‘la Caixa’ Foundation has resolved its 2024 call for applications for CaixaImpulse Innovation, a programme that aims to transfer scientific knowledge to society and encourages the creation of products, services and companies related to life sciences and health. Of the 400 applications submitted this year, 29 have been selected to carry out their biomedical innovation projects, including the project of Dr. Marcus Buschbeck, head of the Chromatin metabolism and cell fate group at the Josep Carreras Leukaemia Research Institute.

Since its launch in 2015, the CaixaImpulse Innovation programme has supported 231 projects, which have led to the creation of 44 spin-offs. ‘la Caixa’ Foundation’s programme promotes biomedical projects in the field of innovation and transfer by helping researchers to validate their assets and define their exploitation and valorisation strategy to bring research results to the market. In addition to financial support, the selected projects can also access mentoring, consultancy and support from international experts in different areas of the innovation ecosystem.
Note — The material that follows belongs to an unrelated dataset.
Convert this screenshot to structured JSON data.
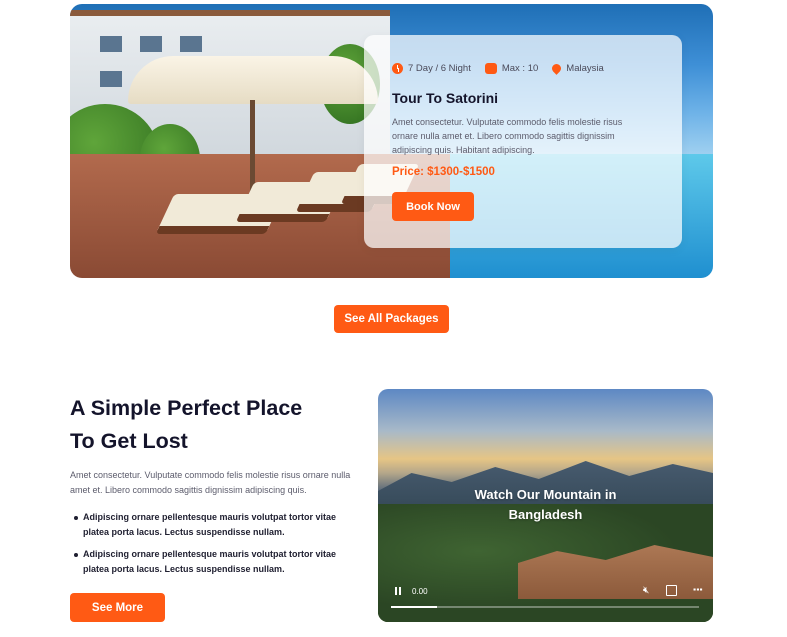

A new type of drugs to fight acute myeloid leukaemia

The blood cancer that Dr. Marcus Buschbeck's lab will study, acute myeloid leukaemia, is still one of the most devastating and lethal cancers. It is the most prevalent type of leukaemia in the adult population and affects more than 6,000 people in Spain each year. Treatment of this disease is a challenge, as tumour cells often develop resistance. Therapeutic strategies directed against multiple therapeutic targets simultaneously offer the most promising solution to overcoming this obstacle. In line with this approach, it is urgent to identify new targets and drugs based on different mechanisms of action.

In this regard, in previous studies, Dr. Buschbeck's team has managed to uncover a new therapeutic target from the chromatin regulatory space. Through a proof of concept, the researchers have been able to validate in vivo, in an animal model of the disease and in human cells, the effectiveness of eliminating this target by genetic means.

This new target cannot be inhibited using conventional small-molecule inhibitors. The team has therefore developed an innovative high-throughput screening method to identify and validate molecules that induce its degradation within the cell. This method is applicable to many other targets that cannot be inhibited by conventional inhibitors. Now, in the present project, they will provide proof of concept degrading molecules can be identified and that these are effective in experimental models of the disease.